Opinion
No. CV-14-08042-PCT-DGC
07-31-2015
ORDER
The parties have filed motions for reconsideration of the Court's June 26, 2015 order. Docs. 140, 141. For the reasons stated below, the Court will grant Defendants' motion in part and deny Plaintiffs' motion.
I. Background.
This lawsuit arises out of the sale of Plaintiffs Brian and Rachel Katt's vehicle towing business, U.S. Metro. The ten count complaint named Jordan Riepe, Janette Riepe, J.A.R.R. Towing & Recovery LLC, Duane Weston, McCarthy Weston PLLC, Dominic Femia, WCI Brokers, Michael Shumaker, and BizDoc Inc. as Defendants.
On December 10, 2014, Plaintiffs dismissed their claims against Jordan and JARR. Doc. 88. They also dismissed count eight - unjust enrichment - against Janette. Id. at 2. On January 6, 2015, Plaintiffs dismissed their claims against Femia and WCI Brokers. Doc. 95.
In March 2015, Plaintiffs filed a motion for partial summary judgment (Doc. 102) and Defendants Janette Riepe, Duane Weston, and McCarthy Weston PLLC filed a motion for summary judgment (Doc. 113). Plaintiffs also filed a motion for default judgment against Michael Shumacher and BizDoc. Doc. 96. On June 26, 2015, the Court entered an order granting in part and denying in part Defendants' motion for summary judgment, denying Plaintiffs' motion for summary judgment, and denying Plaintiffs' motion for default judgment. Doc. 138. Although several of Plaintiffs' claims were dismissed, their claims for unjust enrichment, negligence, and tortious breach of the covenant of good faith and fair dealing survived the ruling. Id. at 18. Both parties ask the Court to reconsider its order.
II. Legal Standard.
Motions for reconsideration are disfavored and should be granted only in rare circumstances. Collins v. D.R. Horton, Inc., 252 F. Supp. 2d 936, 938 (D. Ariz. 2003). A motion for reconsideration will be denied "absent a showing of manifest error or a showing of new facts or legal authority that could not have been brought to [the Court's] attention earlier with reasonable diligence." LRCiv 7.2(g)(1); see Carroll v. Nakatani, 342 F.3d 934, 945 (9th Cir. 2003). Mere disagreement with an order is an insufficient basis for reconsideration. See Ross v. Arpaio, No. CV-05-4177-PHX-MHM, 2008 WL 1776502, at *2 (D. Ariz. 2008). Nor should reconsideration be used to ask the Court to rethink its analysis. United States v. Rezzonico, 32 F. Supp. 2d 1112, 1116 (D. Ariz. 1998); see N.W. Acceptance Corp. v. Lynnwood Equip., Inc., 841 F.2d 918, 925-26 (9th Cir. 1988).
III. Defendants' Motion.
Defendants argue that the Court should dismiss Plaintiffs' remaining claims for unjust enrichment, negligence, and tortious breach of the covenant of good faith and fair dealing. They argue that Plaintiffs dismissed the unjust enrichment claim against Janette in December 2014. They also assert the Court's factual findings mandate dismissal of the remaining tort claims.

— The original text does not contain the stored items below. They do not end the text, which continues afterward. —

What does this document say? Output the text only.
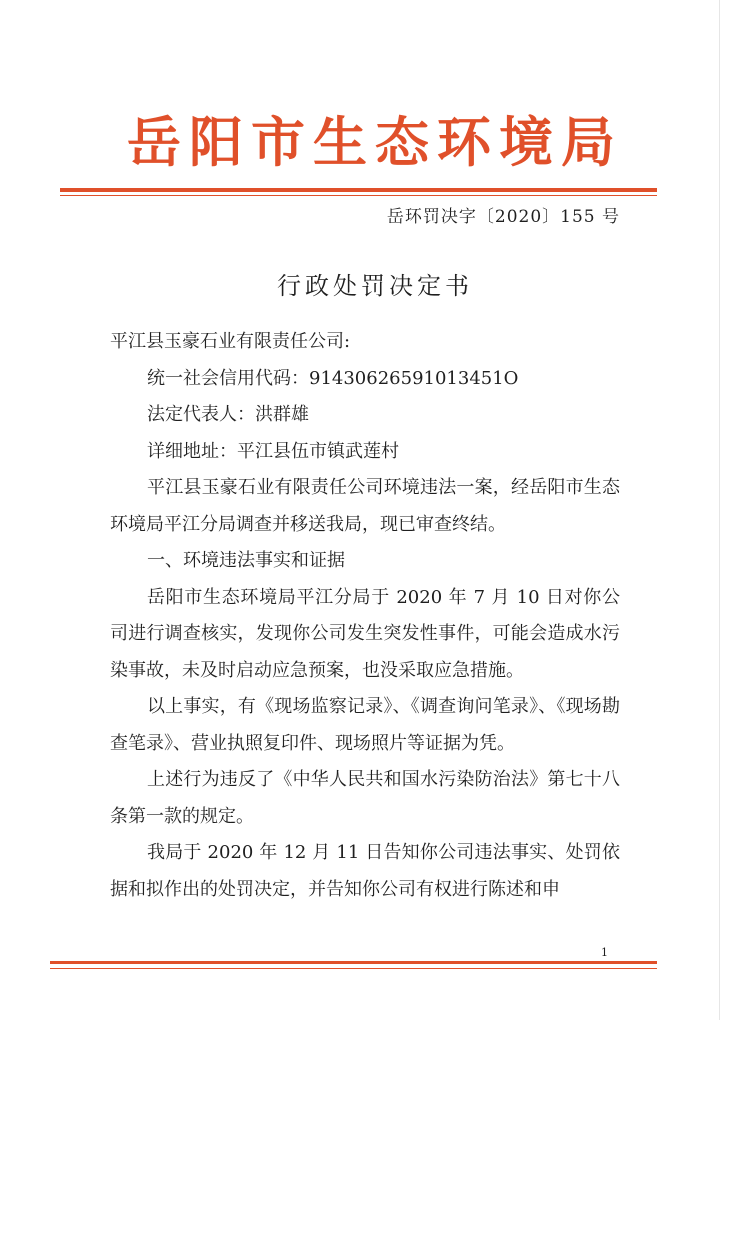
岳阳市生态环境局
岳环罚决字〔2020〕155 号
行政处罚决定书

平江县玉豪石业有限责任公司:

统一社会信用代码：91430626591013451O

法定代表人：洪群雄

详细地址：平江县伍市镇武莲村

平江县玉豪石业有限责任公司环境违法一案，经岳阳市生态环境局平江分局调查并移送我局，现已审查终结。

一、环境违法事实和证据

岳阳市生态环境局平江分局于 2020 年 7 月 10 日对你公司进行调查核实，发现你公司发生突发性事件，可能会造成水污染事故，未及时启动应急预案，也没采取应急措施。

以上事实，有《现场监察记录》、《调查询问笔录》、《现场勘查笔录》、营业执照复印件、现场照片等证据为凭。

上述行为违反了《中华人民共和国水污染防治法》第七十八条第一款的规定。

我局于 2020 年 12 月 11 日告知你公司违法事实、处罚依据和拟作出的处罚决定，并告知你公司有权进行陈述和申

1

Defendants are correct that Plaintiffs dismissed their unjust enrichment claim against Janette. Count eight - unjust enrichment - was brought against Jordan, JARR, Janette, Femia, and WCI Brokers. Doc. 1 at 59. Each Defendant has been dismissed via stipulation. See Docs. 88, 95. This claim will be dismissed.
Defendants' remaining arguments, however, were not raised in their motion for summary judgment. Doc. 113. Motions for reconsideration "are not the place for parties to make new arguments not raised in their original briefs." Motorola, Inc. v. J.B. Rodgers Mech. Contr., 215 F.R.D. 581, 582 (D. Ariz. 2003). Nor is the Court obligated to make arguments for Defendants when ruling on motions for summary judgment. See, e.g., Weissman v. Weener, 12 F.3d 84, 86 (7th Cir. 1993) (noting that "judges should be hesitant to wander too far astray - in their search for the correct legal result - from the arguments presented to them by the parties"); First Fin. Bank v. CS Assets, LLC, 678 F. Supp. 2d 1216, 1241 n.37 (S.D. Ala. 2010) ("As stated repeatedly herein, the Court will not make or develop a party's arguments for it on summary judgment."). As a result, the Court correctly declined to grant summary judgment on Plaintiffs' claims for negligence and breach of the covenant of good faith and fair dealing.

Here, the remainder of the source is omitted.